The fourth question of the Insomnia Severity Index measured how satisfied or dissatisfied the subjects were with their present sleep pattern and the answers were graded as ‘very satisfied’, ‘satisfied’, ‘moderately satisfied’, ‘dissatisfied’, and ‘very dissatisfied’. These were translated as ‘bilkul santusht’, ‘santusht’, ‘madhyam santusht’, ‘asantusht’, and ‘bilkul asantusht’. The main question was translated as ‘in dino aap apni nindra se kita santust/asantust hai?’
The fifth question intends to ask about the impairment in quality of life owing to insomnia, as perceived by persons close to the sufferer. However, literal translation of quality of life was difficult to understand by our subjects and they suggested a simplified language. Hence, we changed it to ‘anidra ki wajah se aapke dainik jeevan menin aane wali pareshaniyaan’, that is, ‘impairments that the sufferer is facing in daily activities because of insomnia’.

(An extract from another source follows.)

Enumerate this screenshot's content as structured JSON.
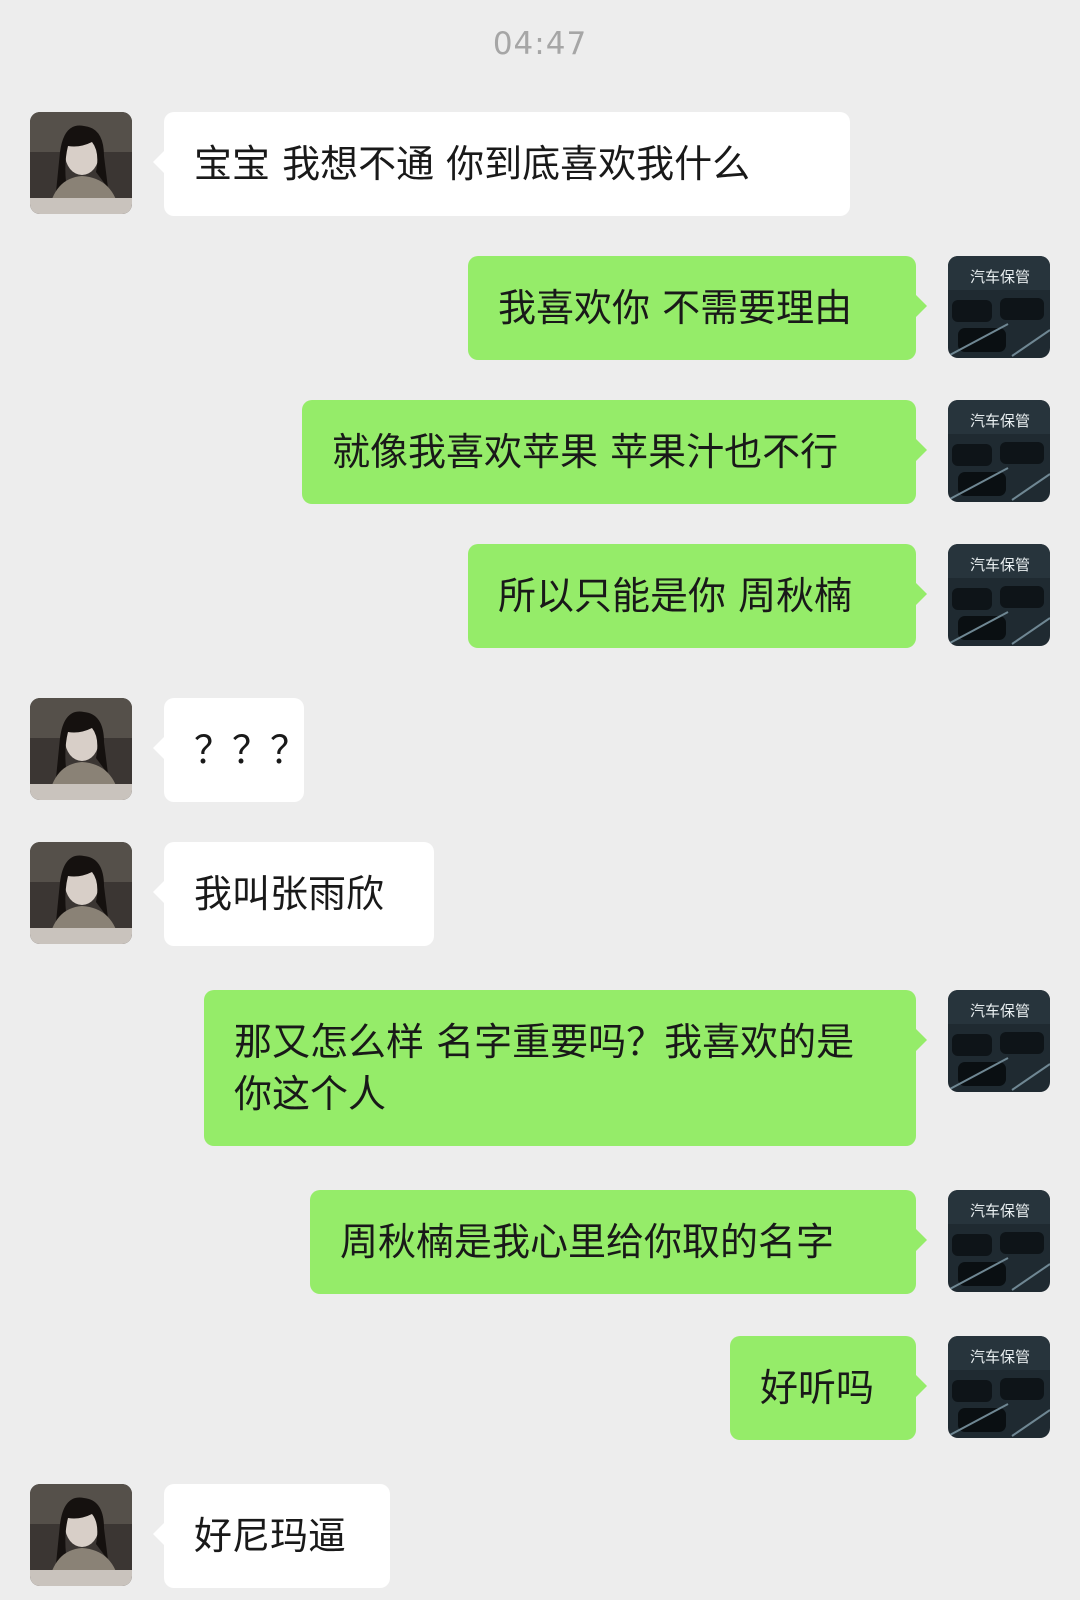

The sixth question enquired how worried/distressed the subject was about his current sleep problems. This was translated as ‘aap apne nidra ke paresaniyo se kitna chintit hai’, ‘kitna’ meaning the ‘magnitude’ and ‘chintit’ meaning ‘worried/distressed’. The responses in the original questionnaire were graded as ‘not at all worried’, ‘a little’, ‘somewhat’, ‘much’, and ‘very much worried’, the equivalent of which in Hindi were ‘bilkul chintit nahi’, ‘bahut kam’, ‘kuch had tak’, ‘adhik’, and ‘bahut adhik chintit’.
The seventh question enquired how adversely the subject's daily functioning (e.g., daytime fatigue, mood, ability to function at work/daily chores, concentration, memory, and mood) has been interfered with by his current sleep problems. The responses were graded as ‘not at all interfering’, ‘a little’, ‘somewhat’, ‘much’, and ‘very much’.